Except we do have evidence that Cathars travelled to Italy and even modern day Hungary to be initiated or give teachings to similar orders there. Eg there is evidence of cross over from the Bogomils to the Cathars. My source for this is “The Perfect Heresy” by Stephen O Shea.
Thats just as long a journey… so I’m puzzled when entire communities were facing extinction by mass execution that none of them ever took the risk of travelling to southern spain to escape persecution. Or maybe they did but the evidence was destroyed when the Catholics tool control again?
This is still a matter of some debate, actually. The historian Mark Pegg has been particularly aggressive in trying to tear this idea down in recent years and while the jury is still out, he makes some interesting points. Here’s a review of one of his works where his thoughts are fleshed out a little: H-France Reviews
Let’s remember that this was a time of great turmoil in Spain. In 1195 the Almohades crushed Castille at the battle of Alarcos. Only 17 years later they were in turn brought low at Las Navas de Tolosa. Southern Spain was at the center of a great deal of fighting and rapid shifting of borders in the late 12th/early 13th century - it would not have appeared idyllic.

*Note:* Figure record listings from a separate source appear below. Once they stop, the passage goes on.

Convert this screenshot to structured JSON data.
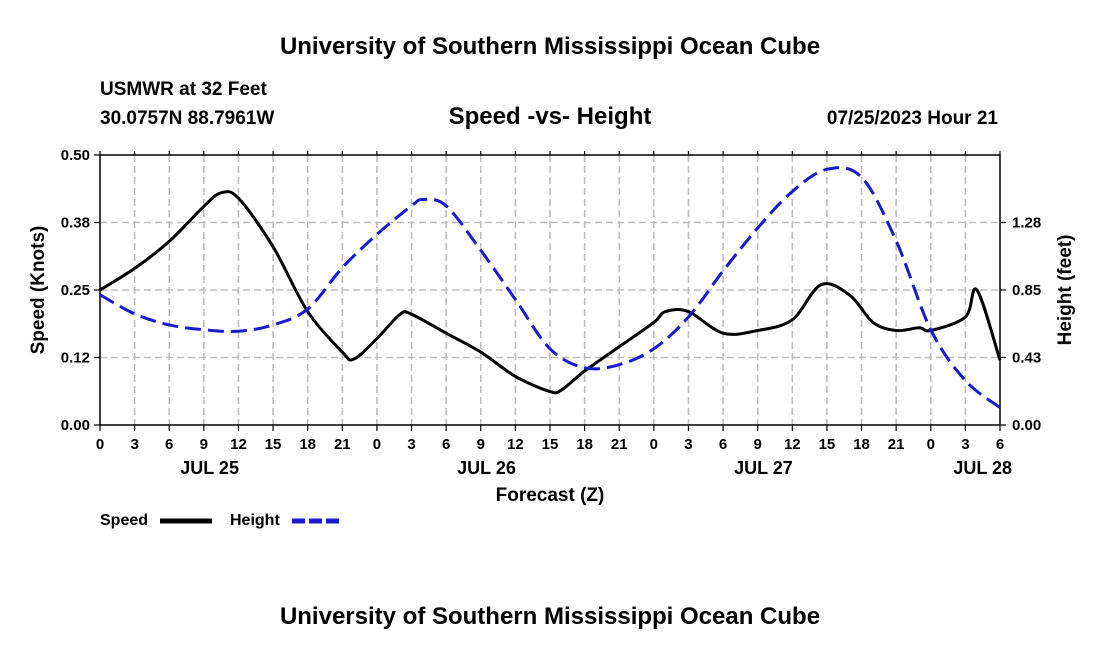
{
  "chart_data": {
    "type": "line",
    "title": "University of Southern Mississippi Ocean Cube",
    "subtitle": "Speed -vs- Height",
    "station": "USMWR at 32 Feet",
    "location": "30.0757N  88.7961W",
    "datetime": "07/25/2023 Hour 21",
    "xlabel": "Forecast (Z)",
    "ylabel_left": "Speed (Knots)",
    "ylabel_right": "Height (feet)",
    "footer_title": "University of Southern Mississippi Ocean Cube",
    "x_unit": "hours from JUL 25 00Z",
    "xlim": [
      0,
      78
    ],
    "ylim_left": [
      0,
      0.5
    ],
    "ylim_right": [
      0,
      1.7
    ],
    "y_ticks_left": [
      {
        "value": 0.0,
        "label": "0.00"
      },
      {
        "value": 0.125,
        "label": "0.12"
      },
      {
        "value": 0.25,
        "label": "0.25"
      },
      {
        "value": 0.375,
        "label": "0.38"
      },
      {
        "value": 0.5,
        "label": "0.50"
      }
    ],
    "y_ticks_right": [
      {
        "value": 0.0,
        "label": "0.00"
      },
      {
        "value": 0.425,
        "label": "0.43"
      },
      {
        "value": 0.85,
        "label": "0.85"
      },
      {
        "value": 1.275,
        "label": "1.28"
      }
    ],
    "x_ticks": [
      {
        "hour": 0,
        "label": "0"
      },
      {
        "hour": 3,
        "label": "3"
      },
      {
        "hour": 6,
        "label": "6"
      },
      {
        "hour": 9,
        "label": "9"
      },
      {
        "hour": 12,
        "label": "12"
      },
      {
        "hour": 15,
        "label": "15"
      },
      {
        "hour": 18,
        "label": "18"
      },
      {
        "hour": 21,
        "label": "21"
      },
      {
        "hour": 24,
        "label": "0"
      },
      {
        "hour": 27,
        "label": "3"
      },
      {
        "hour": 30,
        "label": "6"
      },
      {
        "hour": 33,
        "label": "9"
      },
      {
        "hour": 36,
        "label": "12"
      },
      {
        "hour": 39,
        "label": "15"
      },
      {
        "hour": 42,
        "label": "18"
      },
      {
        "hour": 45,
        "label": "21"
      },
      {
        "hour": 48,
        "label": "0"
      },
      {
        "hour": 51,
        "label": "3"
      },
      {
        "hour": 54,
        "label": "6"
      },
      {
        "hour": 57,
        "label": "9"
      },
      {
        "hour": 60,
        "label": "12"
      },
      {
        "hour": 63,
        "label": "15"
      },
      {
        "hour": 66,
        "label": "18"
      },
      {
        "hour": 69,
        "label": "21"
      },
      {
        "hour": 72,
        "label": "0"
      },
      {
        "hour": 75,
        "label": "3"
      },
      {
        "hour": 78,
        "label": "6"
      }
    ],
    "day_labels": [
      {
        "hour": 9.5,
        "label": "JUL 25"
      },
      {
        "hour": 33.5,
        "label": "JUL 26"
      },
      {
        "hour": 57.5,
        "label": "JUL 27"
      },
      {
        "hour": 76.5,
        "label": "JUL 28"
      }
    ],
    "series": [
      {
        "name": "Speed",
        "axis": "left",
        "color": "#000000",
        "dash": "solid",
        "x": [
          0,
          3,
          6,
          9,
          10.5,
          12,
          15,
          18,
          21,
          22,
          24,
          26,
          27,
          30,
          33,
          36,
          39,
          40,
          42,
          45,
          48,
          49,
          51,
          54,
          57,
          60,
          62.5,
          65,
          67,
          69,
          71,
          72,
          75,
          76,
          78
        ],
        "y": [
          0.25,
          0.29,
          0.34,
          0.405,
          0.43,
          0.42,
          0.33,
          0.21,
          0.135,
          0.122,
          0.16,
          0.205,
          0.205,
          0.17,
          0.135,
          0.09,
          0.062,
          0.065,
          0.1,
          0.145,
          0.19,
          0.21,
          0.21,
          0.17,
          0.175,
          0.195,
          0.26,
          0.24,
          0.19,
          0.175,
          0.18,
          0.175,
          0.2,
          0.25,
          0.12
        ]
      },
      {
        "name": "Height",
        "axis": "right",
        "color": "#1a1acc",
        "dash": "dashed",
        "x": [
          0,
          3,
          6,
          9,
          12,
          15,
          18,
          21,
          24,
          27,
          28,
          30,
          33,
          36,
          39,
          42,
          45,
          48,
          51,
          54,
          57,
          60,
          63,
          66,
          69,
          72,
          75,
          78
        ],
        "y": [
          0.82,
          0.7,
          0.63,
          0.6,
          0.59,
          0.63,
          0.73,
          0.99,
          1.2,
          1.38,
          1.42,
          1.38,
          1.1,
          0.79,
          0.48,
          0.36,
          0.38,
          0.48,
          0.68,
          0.97,
          1.24,
          1.47,
          1.61,
          1.56,
          1.16,
          0.6,
          0.28,
          0.11
        ]
      }
    ],
    "legend": {
      "position": "bottom-left",
      "items": [
        {
          "label": "Speed",
          "color": "#000000",
          "dash": "solid"
        },
        {
          "label": "Height",
          "color": "#1a1acc",
          "dash": "dashed"
        }
      ]
    },
    "grid": true
  }
}
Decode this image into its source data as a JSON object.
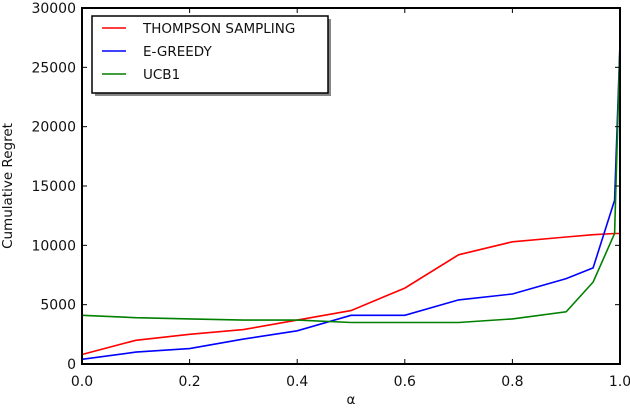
{
  "chart_data": {
    "type": "line",
    "title": "",
    "xlabel": "α",
    "ylabel": "Cumulative Regret",
    "xlim": [
      0.0,
      1.0
    ],
    "ylim": [
      0,
      30000
    ],
    "grid": false,
    "legend_position": "upper left",
    "x": [
      0.0,
      0.1,
      0.2,
      0.3,
      0.4,
      0.5,
      0.6,
      0.7,
      0.8,
      0.9,
      0.95,
      0.99,
      1.0
    ],
    "xticks": [
      "0.0",
      "0.2",
      "0.4",
      "0.6",
      "0.8",
      "1.0"
    ],
    "yticks": [
      "0",
      "5000",
      "10000",
      "15000",
      "20000",
      "25000",
      "30000"
    ],
    "series": [
      {
        "name": "THOMPSON SAMPLING",
        "color": "#ff0000",
        "values": [
          800,
          2000,
          2500,
          2900,
          3700,
          4500,
          6400,
          9200,
          10300,
          10700,
          10900,
          11000,
          11000
        ]
      },
      {
        "name": "E-GREEDY",
        "color": "#0000ff",
        "values": [
          400,
          1000,
          1300,
          2100,
          2800,
          4100,
          4100,
          5400,
          5900,
          7200,
          8100,
          13800,
          27000
        ]
      },
      {
        "name": "UCB1",
        "color": "#008000",
        "values": [
          4100,
          3900,
          3800,
          3700,
          3700,
          3500,
          3500,
          3500,
          3800,
          4400,
          6900,
          11000,
          27000
        ]
      }
    ]
  }
}
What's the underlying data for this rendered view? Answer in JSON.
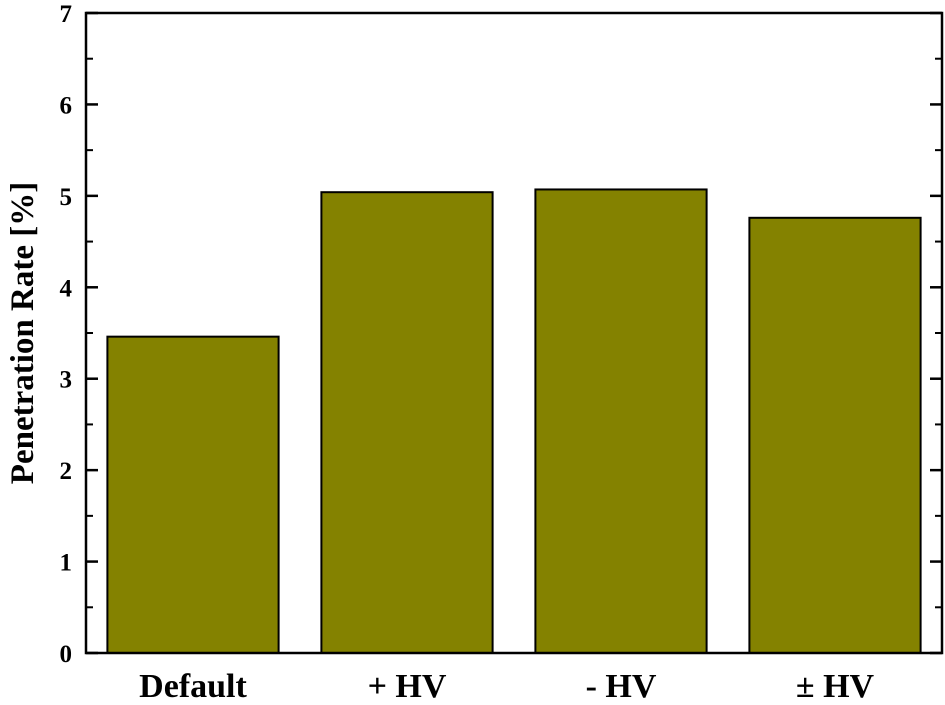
{
  "chart_data": {
    "type": "bar",
    "categories": [
      "Default",
      "+ HV",
      "- HV",
      "± HV"
    ],
    "values": [
      3.46,
      5.04,
      5.07,
      4.76
    ],
    "xlabel": "",
    "ylabel": "Penetration Rate [%]",
    "ylim": [
      0,
      7
    ],
    "yticks": [
      "0",
      "1",
      "2",
      "3",
      "4",
      "5",
      "6",
      "7"
    ],
    "grid": false,
    "bar_color": "#848200",
    "edge_color": "#000000"
  }
}
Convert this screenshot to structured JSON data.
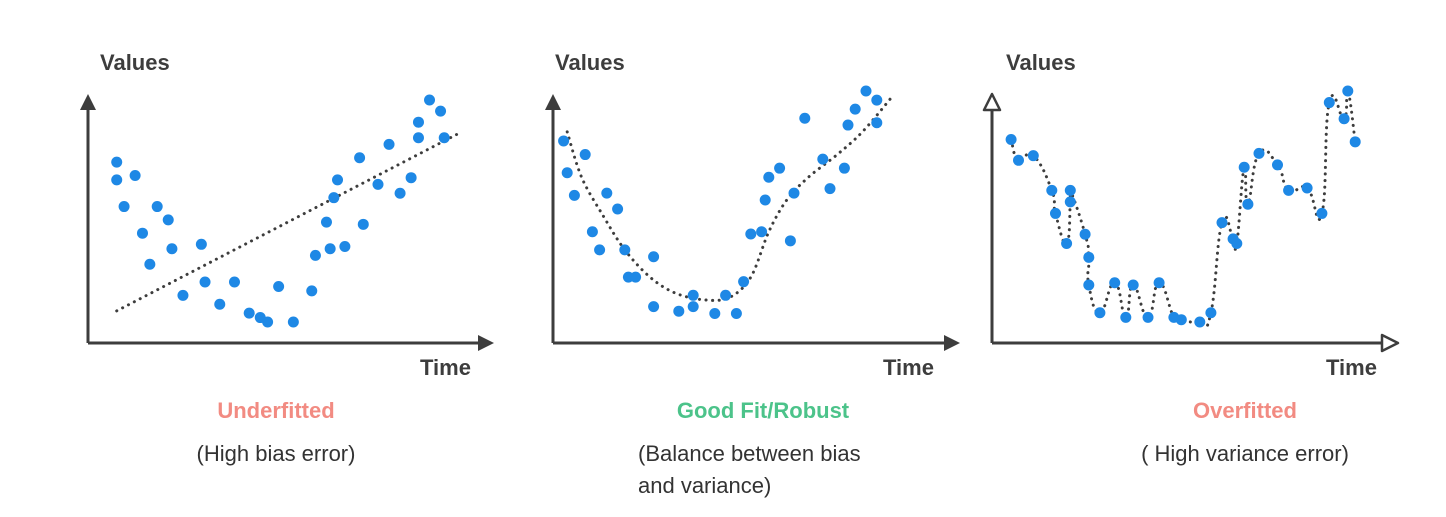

Moreover the Almohades, contrary to the earlier Taifa states, did not have quite the same record of tolerance towards their subjects. They probably weren’t quite as harsh overall as the Almoravids they overthrew, but medieval Christians probably wouldn’t have appreciated the nuances and would rather just have heard of the the abuses of the various fundamentalist Moroccans that had swept into Spain to terminate the earlier “Golden Age.”
Muslim Spain in the late 12th century would probably have been regarded by only half-informed contemporaries as perilous and unstable- quite correctly. By contrast the “cathars” did retreat into the Pyrenees, where the mountains offered a modicum of shelter and were a lot closer than al-Andalus.
We should bear in mind the possibillity that the Moorish rules of Spain might have taken one attitude to the infidel communities arlready there when they conquered the place, and to new large-scale migrations of infidels. The fact that the native Catholic communities were tolerated did not necessarily mean that immigrating Cathars would be - especially if there presence upset the native Catholics.